9. Submit the scanned documents to the NVC as per their instructions, ensuring that all required documents are included and accurately provided.
10. Once your documents are reviewed and accepted, you will be scheduled for an interview at the US embassy or consulate in your home country.
11. Attend the interview on the scheduled date. Be prepared to answer questions about your background, intentions in the US, and provide any additional documents requested by the consular officer.
12. After a successful interview, the consular officer will make a decision on your visa application. If approved, you will receive instructions on how to proceed.
Remember that this is a general outline, and specific procedures and requirements may vary based on your country of origin and the type of immigrant visa you are applying for. Always refer to official government sources for the most accurate and up-to-date information on the US immigrant visa application process.

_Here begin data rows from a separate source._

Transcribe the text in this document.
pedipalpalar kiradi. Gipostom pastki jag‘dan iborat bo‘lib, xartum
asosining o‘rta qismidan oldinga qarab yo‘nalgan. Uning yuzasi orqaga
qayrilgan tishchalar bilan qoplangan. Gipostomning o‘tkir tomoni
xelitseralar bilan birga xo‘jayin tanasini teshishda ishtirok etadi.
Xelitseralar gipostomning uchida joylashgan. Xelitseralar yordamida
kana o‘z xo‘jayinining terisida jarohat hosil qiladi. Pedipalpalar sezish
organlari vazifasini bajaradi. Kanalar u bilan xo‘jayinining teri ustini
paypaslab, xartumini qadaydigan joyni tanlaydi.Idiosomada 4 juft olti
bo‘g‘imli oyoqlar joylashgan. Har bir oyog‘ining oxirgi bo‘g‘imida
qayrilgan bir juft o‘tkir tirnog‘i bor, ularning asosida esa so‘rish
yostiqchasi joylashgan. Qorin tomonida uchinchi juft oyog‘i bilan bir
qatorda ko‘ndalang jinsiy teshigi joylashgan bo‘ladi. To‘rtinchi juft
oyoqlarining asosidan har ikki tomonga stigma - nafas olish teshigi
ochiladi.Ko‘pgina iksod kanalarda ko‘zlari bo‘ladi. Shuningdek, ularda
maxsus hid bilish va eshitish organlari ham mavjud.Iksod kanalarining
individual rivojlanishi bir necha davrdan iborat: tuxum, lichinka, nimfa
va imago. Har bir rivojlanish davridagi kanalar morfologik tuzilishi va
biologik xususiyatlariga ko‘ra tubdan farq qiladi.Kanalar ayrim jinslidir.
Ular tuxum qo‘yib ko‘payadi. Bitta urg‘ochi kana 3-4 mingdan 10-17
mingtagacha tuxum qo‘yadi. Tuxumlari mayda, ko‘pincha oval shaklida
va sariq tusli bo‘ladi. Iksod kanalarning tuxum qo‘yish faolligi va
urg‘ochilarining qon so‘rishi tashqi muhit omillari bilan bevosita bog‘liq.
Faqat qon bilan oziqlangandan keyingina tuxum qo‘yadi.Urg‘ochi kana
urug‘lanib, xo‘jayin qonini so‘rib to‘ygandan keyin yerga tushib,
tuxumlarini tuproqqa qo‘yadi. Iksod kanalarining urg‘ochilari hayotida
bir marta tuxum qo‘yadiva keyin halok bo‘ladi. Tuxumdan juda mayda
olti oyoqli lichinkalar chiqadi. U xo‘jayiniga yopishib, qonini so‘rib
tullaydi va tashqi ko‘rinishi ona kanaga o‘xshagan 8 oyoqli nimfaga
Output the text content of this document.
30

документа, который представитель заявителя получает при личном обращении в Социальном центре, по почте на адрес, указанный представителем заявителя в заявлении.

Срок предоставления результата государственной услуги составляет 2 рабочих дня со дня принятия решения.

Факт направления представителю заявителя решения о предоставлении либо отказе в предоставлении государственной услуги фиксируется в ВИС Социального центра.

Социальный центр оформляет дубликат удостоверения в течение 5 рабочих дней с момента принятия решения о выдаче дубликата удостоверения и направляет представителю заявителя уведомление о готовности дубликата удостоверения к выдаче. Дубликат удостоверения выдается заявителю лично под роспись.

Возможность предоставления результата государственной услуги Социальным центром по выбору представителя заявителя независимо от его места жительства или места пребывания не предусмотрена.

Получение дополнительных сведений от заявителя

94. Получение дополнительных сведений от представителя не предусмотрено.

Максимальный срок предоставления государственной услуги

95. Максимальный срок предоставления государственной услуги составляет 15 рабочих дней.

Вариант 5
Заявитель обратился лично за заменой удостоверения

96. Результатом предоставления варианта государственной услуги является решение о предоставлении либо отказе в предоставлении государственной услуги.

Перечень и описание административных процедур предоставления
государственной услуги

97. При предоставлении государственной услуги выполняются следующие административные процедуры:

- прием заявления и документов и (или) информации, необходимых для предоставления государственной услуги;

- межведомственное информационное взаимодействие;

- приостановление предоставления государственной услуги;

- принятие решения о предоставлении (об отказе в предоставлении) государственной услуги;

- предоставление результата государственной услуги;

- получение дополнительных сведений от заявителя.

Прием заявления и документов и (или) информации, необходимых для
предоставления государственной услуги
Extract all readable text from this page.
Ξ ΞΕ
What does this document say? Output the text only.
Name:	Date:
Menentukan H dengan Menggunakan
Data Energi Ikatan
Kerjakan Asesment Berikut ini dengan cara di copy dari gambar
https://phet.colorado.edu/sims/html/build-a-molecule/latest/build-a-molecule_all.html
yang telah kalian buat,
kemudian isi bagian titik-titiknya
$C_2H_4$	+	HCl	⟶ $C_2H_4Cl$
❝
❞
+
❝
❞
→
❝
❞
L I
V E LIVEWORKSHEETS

US Immigrant Visa Expenses
The overall expense associated with submitting an application for a family-based green card is roughly $1760 for an applicant residing within the United States, or about $1400 for an applicant living abroad. This encompass the obligatory fees set by the U.S. government, which are not subject to refunds, in addition to the usual expense of the necessary medical examination.
The total expenditure related to applying for an employment-based green card varies based on the specific category you're applying under. Anticipate a payment of $1225 for your green card application, although your employer might encounter extra filing charges and expenses for labor certification, which could potentially raise the total expense to approximately $10,000.
In either situation, it's crucial to accurately complete your application since the filing charges are nonrefundable.